5 best ETL practices

 In ETL

 

It is not possible to provide a list of instructions to build ideal and perfect ETL. Not only because of complexity of a problem, but also because of  diversity. The scope of ETL can vary depending on project requirements. Every part of building the solution: creating architecture, defining sources, mappings, building validation, applying business rules is important and have it’s own specificity.

However, there are some practices, which might help you and I would like to share them with you.

 

1. Start with visualization

When you start new ETL project, typically you meet with client to determine list of sources, type of sources and then build mappings. It can be role of analyst or ETL consultant, but probably both are involved.

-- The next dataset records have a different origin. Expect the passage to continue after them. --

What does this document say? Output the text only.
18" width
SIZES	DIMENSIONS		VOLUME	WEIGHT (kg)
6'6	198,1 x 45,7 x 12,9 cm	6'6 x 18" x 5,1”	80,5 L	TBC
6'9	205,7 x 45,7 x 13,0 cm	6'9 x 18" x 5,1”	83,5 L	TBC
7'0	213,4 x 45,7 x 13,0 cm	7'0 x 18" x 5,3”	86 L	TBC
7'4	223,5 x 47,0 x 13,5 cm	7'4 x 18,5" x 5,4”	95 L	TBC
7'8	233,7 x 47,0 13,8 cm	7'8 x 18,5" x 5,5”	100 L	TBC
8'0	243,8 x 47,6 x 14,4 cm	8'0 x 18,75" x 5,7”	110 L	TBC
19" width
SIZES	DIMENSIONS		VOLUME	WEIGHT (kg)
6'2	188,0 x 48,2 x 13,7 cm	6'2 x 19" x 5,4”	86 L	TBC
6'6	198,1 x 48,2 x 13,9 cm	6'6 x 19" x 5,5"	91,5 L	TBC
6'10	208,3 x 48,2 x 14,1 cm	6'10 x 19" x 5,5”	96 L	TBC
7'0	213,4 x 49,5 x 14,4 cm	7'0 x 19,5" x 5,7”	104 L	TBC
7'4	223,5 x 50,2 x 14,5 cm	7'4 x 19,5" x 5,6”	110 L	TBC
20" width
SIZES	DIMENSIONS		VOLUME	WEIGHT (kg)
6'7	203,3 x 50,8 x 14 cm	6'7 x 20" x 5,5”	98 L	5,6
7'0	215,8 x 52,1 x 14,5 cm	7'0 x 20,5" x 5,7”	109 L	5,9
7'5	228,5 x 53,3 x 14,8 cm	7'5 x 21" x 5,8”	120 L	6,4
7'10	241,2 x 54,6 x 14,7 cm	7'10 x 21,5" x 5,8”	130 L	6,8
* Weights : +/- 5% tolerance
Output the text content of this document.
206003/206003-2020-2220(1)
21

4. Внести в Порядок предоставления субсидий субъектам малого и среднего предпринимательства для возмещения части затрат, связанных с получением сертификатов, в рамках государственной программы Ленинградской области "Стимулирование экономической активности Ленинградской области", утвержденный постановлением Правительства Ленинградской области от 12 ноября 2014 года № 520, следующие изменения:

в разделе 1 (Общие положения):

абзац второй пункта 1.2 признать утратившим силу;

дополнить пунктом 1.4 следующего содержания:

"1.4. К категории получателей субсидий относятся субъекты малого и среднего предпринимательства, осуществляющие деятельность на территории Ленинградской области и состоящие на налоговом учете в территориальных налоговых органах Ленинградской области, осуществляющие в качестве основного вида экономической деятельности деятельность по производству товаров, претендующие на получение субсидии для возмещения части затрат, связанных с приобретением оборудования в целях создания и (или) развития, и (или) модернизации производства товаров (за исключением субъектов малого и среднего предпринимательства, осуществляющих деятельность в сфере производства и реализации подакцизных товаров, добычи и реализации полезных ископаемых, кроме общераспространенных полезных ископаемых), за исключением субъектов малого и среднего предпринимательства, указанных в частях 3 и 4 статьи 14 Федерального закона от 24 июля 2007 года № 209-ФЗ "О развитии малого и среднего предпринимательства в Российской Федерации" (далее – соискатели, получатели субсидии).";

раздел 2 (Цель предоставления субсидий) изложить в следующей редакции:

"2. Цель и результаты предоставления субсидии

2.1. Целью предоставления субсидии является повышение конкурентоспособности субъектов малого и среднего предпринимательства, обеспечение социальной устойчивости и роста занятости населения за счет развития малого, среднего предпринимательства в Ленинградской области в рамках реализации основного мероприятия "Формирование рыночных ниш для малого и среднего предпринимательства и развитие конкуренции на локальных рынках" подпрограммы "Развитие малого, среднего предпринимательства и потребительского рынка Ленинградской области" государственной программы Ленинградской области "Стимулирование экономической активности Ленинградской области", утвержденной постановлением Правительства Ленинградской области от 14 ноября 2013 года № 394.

I would suggest you to create a visualization of the ETL process before moving to actual building. Even on very early stage of project you can take a piece of paper and draw the process (or just use professional architectural tool).

Ask yourself questions:

  • Do I know everything (from analysis perspective) I should know? If not, ascertain that business knows about this shortage.
  • Do the sources give all required information and data for target? Do you have a list of sources, dictionaries and mappings?
  • Do you know dependencies in systems ? Do you know all relations ?

 

2. Analyze

Even, if you have an analyst in your team – you should always analyze the data. Trying to find bugs in mappings, relations or data on the beginning might let you save tons of hours of work. For example, when you get first extract of source data, check it for NULLs, primary key and foreign key occurence. It might not be compatibile with what business thinks. It happens very often in medium size data systems like SAP, where you can find a lot of financial exceptions.

 

3. Choose proper ETL tool

This is a crucial step from technical point of view. I suggest you to analyze your case and if you have a comfort of choosing the ETL tool – make use of it !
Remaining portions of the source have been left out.